O que era apenas uma partida complicada deve tomar ainda mais tons de apreensão e nervosismo depois da guerra de declarações travada entre dirigentes, jogadores e técnicos das duas equipes durante a semana - o técnico Muricy Ramalho questionou a segurança do estádio vascaíno. Foi dada a faísca para o domingo pegar fogo de vez para os lados de São Januário.
O vitorioso no confronto ganhará ânimo. Perder é que são elas. Os paulistas correriam o risco de deixar de depender apenas de si para conquistar o título, enquanto os cariocas colocariam os pés na Série B. Daí a dramaticidade que cerca o confronto.
Dirigentes, técnicos e atletas foram espertos o suficiente para vislumbrar as dificuldades que podem se avizinhar em caso de derrota. Durante a semana, as equipes usaram os artifícios que podiam para tentar pressionar o adversário. Os são-paulinos mostraram preocupação com o ambiente em São Januário. Os cariocas retrucaram, disseram que o time do Morumbi tem responsabilidade sobre ânimos exaltados em campo.
A torcida, claro, há de ser um reflexo desta batalha verbal travada pela imprensa. Todos os 23.300 ingressos disponibilizados foram vendidos. Só não podemos transformar esse apoio em pressão contra nós mesmos, pediu o técnico Renato Gaúcho, do Vasco.
O jogo de palavras e a pressão das arquibancadas conta, mas só gols decidirão a partida. Tudo se resume quando entramos em campo, advertiu o meia Hugo. É 11 para cada lado e cada um defendendo o seu.

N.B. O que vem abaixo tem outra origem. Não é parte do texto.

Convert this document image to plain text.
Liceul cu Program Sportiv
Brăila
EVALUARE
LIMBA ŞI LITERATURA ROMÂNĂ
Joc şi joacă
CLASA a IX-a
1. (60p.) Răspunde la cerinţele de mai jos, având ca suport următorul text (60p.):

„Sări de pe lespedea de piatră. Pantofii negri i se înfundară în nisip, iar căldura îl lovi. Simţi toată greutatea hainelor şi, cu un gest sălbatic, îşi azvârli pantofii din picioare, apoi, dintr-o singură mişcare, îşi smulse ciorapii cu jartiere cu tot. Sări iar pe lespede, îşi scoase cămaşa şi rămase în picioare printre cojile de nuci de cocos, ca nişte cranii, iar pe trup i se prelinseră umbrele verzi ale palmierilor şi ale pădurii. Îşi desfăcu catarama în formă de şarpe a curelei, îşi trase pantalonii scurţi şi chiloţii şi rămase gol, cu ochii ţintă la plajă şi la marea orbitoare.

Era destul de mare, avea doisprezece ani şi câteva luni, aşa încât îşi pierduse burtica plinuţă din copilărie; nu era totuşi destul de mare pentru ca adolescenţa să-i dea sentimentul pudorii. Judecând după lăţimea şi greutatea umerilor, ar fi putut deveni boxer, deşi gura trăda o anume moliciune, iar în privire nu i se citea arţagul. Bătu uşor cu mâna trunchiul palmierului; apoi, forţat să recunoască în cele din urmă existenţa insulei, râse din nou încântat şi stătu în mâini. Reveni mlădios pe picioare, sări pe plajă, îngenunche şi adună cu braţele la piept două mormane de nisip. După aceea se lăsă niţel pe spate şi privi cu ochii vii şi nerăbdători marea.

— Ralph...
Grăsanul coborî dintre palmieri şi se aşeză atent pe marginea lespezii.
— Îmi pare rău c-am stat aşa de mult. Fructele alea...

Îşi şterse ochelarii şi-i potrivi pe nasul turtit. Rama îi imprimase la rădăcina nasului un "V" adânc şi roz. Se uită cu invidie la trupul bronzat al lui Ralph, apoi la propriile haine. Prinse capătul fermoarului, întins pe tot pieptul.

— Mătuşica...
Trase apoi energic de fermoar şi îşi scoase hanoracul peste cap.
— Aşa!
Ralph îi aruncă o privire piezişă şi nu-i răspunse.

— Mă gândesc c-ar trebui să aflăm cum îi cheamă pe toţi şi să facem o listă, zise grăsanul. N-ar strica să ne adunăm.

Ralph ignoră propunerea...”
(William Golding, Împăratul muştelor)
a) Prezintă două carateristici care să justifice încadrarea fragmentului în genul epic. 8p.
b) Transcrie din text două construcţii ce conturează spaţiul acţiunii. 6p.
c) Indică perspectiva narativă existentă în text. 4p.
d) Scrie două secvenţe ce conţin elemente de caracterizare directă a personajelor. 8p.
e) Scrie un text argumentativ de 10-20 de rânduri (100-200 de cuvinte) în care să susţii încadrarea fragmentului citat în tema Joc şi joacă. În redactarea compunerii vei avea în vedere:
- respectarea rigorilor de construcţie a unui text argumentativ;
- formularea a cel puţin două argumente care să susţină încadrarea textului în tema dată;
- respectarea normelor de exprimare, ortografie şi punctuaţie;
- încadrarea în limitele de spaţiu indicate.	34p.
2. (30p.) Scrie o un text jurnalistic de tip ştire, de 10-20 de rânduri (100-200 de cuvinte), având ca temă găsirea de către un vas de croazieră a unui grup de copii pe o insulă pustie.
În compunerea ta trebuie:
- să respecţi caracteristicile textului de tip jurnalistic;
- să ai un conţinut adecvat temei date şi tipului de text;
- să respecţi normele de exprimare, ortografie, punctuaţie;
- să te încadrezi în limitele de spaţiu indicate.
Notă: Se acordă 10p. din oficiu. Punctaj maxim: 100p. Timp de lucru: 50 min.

No campo, Muricy não terá o zagueiro Rodrigo, suspenso, e o volante-ala-zagueiro Zé Luís, com dores no joelho. Anderson permanece na defesa, enquanto Joílson ocupa mais uma vez a ala direita.
Pelo lado do Vasco, a incógnita atende pelo nome de Edmundo. Renato não confirmou sua escalação. Mas os são-paulinos respeitam muito a qualidade do veterano atacante. Ele é decisivo, admitiu Muricy. Tem muita experiência e técnica. É um diferencial para o Vasco. O veterano, porém, deve começar no banco e o jovem Alex Teixeira entre os titulares.